One of those victims is Rick Schiller, 51, of San Jose, Calif., who developed a life-threatening salmonella infection caused by the outbreak strain after eating Foster Farms chicken in September. He's contacted Seattle food safety lawyer Bill Marler and says he plans to sue the poultry manufacturer over the illness that landed him in the hospital with a raging leg infection and left him 30 to 35 pounds lighter. He says that government health officials should have notified consumers far earlier. 

"Immediately!" Schiller said. "This could have took my life."

One ongoing problem is that there is no regulatory requirement that raw meat and poultry be free of salmonella — certain levels of contamination are allowed in retail chicken and meat products sold to the public. These so-called performance standards allow 7.5 percent of samples of young chicken carcasses to test positive for the bacteria, for instance, and 49.9 percent of ground turkey, according to FSIS.

Food safety advocates have long called for salmonella to be considered an “adulterant” in foods, in the same way that E. coli O157:H7 — the culprit in illnesses caused by ground beef — has been classified since 1994.

In 2011, USDA banned six more strains of non-O157 E. coli from the beef supply, too.

But USDA officials say that court rulings, not agency preference, have limited their authority in declaring salmonella to be an adulterant.

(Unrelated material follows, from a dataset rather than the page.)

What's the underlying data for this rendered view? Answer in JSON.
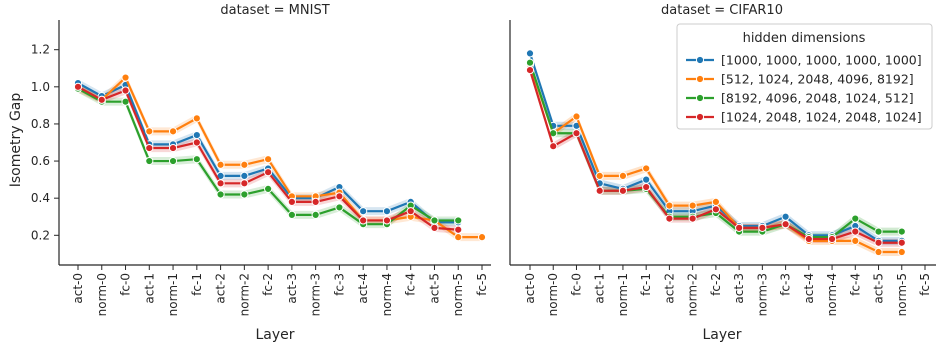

“We wonder if FSIS is giving that court decision too broad a reading,” said Eskin. “If they say they don’t have the authority, then, OK, you need to ask Congress for it.”

Pew officials also urged FSIS to consider establishing limits on salmonella contamination for chickens when they enter the slaughterhouse, as other countries have done.

But some food safety experts — and poultry industry officials — say that ridding chicken plants of salmonella would be a costly and elusive goal.

“Eliminating bacteria entirely is always the goal,” said Mike Brown, president of the National Chicken Council. “But in reality, it’s simply not feasible.”

Englejohn, of the USDA, said that changes in poultry oversight are not as simple as they might sound. He said the agency's forthcoming new rules governing poultry slaughter, along with the new action plan, will address many of the concerns raised by Pew officials.

"We, the agency, do have to be watchful of overstepping our authority in our interpretation of the law because we can end up in court," he said. "Consumers have expressed that they want us to go further than we have been. I think we have taken precedent-setting actions."